Calendar Week 08 – 2022

 

The USA is on holidays today so it should be a quiet start to the week. Data wise, there is a bunch of PMI’s out this week from Europe and USA. Personally I do not put a lot of weighting on PMIs as they are only a survey of expectations, not hard data of what has actually been manufactured or serviced. Also, there is the Kiwi Central Bank meeting, with the RBNZ expected to raise again to 1%.

 

War Drums Continue to Beat

 

Commodity action was pushed and pulled between Ukraine news and Iran news. The former being risk off as war will tighten supply lines and impact oil reserves. The latter being risk on as a nuclear deal for Iran will release a large supply of oil.  West Texas oil bounced around between $90 and $96 all week. For its part, gold had 11 higher closing prices in the last 15 trading sessions, making six month highs at $1,900.

 

Over in stock land, it was moved around by Fed heads talking and the expectations of rate rises, stagflation and recessionary fears, along with Biden’s stance against Russia. The “Fear Indicator”, VIX chopped up and down between 20 and 32, closing at 27. As guide, when VIX is at 18 or lower there is little expectation of a market sell off. As you can imagine though, with all the news head winds, stocks finished the week weaker.

 

With rates, the US 10 year bond tested the 2% level before failing to finish the week at 1.93%. Market expectations of rate moves by the Fed have dropped this week, down to just a 25% change of 50bps move in March. Interestingly, the curve is pricing in rates up to 2% by mid 2023, then rate cuts to kick in as a recession hits and rates to be back at 1.5% by end of 2024.

 

Currency Guide

 

Price action in FX was very choppy, finishing pretty much sideways for the week. Commodity currencies in particularly were very frothy.

The Loonie moved in a 120 point range, closing just 30 pips lower. It will clearly be defined by oil price in the coming weeks. I do not see Russia backing down so it will be up to how the West resolve the Ukrainian request to join NATO.

The Kiwi traded 137 pips higher, closing up 104 pips for the week. It faded against major resistance at 0.6730, but with the RBNZ looking to raise rates this week that resistance could be broken.

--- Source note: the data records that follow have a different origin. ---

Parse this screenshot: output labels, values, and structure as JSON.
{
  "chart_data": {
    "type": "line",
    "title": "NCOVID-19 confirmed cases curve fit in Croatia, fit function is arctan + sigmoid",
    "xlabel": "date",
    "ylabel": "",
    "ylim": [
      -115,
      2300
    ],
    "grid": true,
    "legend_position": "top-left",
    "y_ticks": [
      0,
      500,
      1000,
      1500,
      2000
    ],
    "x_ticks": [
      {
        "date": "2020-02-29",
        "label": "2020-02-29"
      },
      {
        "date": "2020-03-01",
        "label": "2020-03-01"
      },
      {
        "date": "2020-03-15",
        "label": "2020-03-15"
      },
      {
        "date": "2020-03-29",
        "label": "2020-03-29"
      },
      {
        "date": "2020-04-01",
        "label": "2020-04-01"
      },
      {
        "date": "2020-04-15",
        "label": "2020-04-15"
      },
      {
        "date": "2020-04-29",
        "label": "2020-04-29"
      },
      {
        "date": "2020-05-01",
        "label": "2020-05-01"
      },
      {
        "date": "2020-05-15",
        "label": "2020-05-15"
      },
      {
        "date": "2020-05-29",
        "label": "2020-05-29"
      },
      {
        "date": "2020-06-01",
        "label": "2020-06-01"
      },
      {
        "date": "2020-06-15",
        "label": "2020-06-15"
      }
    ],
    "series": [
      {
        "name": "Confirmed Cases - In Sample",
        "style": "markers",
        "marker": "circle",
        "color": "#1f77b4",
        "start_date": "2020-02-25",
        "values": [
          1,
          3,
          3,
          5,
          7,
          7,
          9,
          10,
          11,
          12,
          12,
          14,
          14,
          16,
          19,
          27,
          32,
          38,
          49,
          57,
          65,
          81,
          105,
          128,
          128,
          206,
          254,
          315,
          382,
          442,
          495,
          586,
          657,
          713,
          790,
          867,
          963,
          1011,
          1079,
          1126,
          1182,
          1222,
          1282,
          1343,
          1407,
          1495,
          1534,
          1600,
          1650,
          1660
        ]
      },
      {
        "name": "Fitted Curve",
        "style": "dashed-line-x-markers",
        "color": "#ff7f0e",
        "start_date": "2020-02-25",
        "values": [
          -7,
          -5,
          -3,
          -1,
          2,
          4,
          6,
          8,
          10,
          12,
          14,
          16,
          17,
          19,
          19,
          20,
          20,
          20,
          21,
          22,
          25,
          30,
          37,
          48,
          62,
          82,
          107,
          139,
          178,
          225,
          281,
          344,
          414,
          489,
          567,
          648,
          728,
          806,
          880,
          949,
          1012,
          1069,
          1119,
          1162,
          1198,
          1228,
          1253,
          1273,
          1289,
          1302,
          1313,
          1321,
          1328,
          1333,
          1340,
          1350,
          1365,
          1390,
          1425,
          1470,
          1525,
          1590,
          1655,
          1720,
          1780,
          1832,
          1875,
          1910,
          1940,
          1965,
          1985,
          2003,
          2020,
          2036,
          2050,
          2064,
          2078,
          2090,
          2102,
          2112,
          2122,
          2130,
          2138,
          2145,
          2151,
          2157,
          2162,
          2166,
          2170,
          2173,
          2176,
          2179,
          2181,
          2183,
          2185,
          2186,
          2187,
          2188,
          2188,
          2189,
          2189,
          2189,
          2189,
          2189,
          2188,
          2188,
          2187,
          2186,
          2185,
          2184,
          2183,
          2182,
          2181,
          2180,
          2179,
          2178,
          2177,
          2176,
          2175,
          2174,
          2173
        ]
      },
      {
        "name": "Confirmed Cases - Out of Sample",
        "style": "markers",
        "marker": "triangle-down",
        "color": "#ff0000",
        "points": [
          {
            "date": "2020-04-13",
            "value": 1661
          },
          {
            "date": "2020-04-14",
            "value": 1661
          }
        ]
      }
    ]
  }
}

The Cable managed to trade in a 159 pip range, closing up just 28 pips for the week. Has been sideways between 1.35 and 1.3650 for two weeks now, to me, it looks like it will swing lower from here though.

Aussie had a 242 pip range, closing only up 48 pips though. It is getting tricky to read and has to contend with local national election promises and grandstanding, against the US inflation/rate rises. Personally I do not see much upside with every push above 0.72 running into sellers.

Euro too has tried to push through 1.15 several times and failed. It had a 116 pip range for the week, closing lower by 24pips. It looks to be wanting to trade lower too.

Yen, stronger with all the risk off sentiment impacting prices. It had a 108 pip range, closing lower (stronger yen) by 42 pips. With the double top of 116.30 clearly in place now, and risk off likely to continue this week, I would expect the USDJPY to be pushing into the mid 113’s.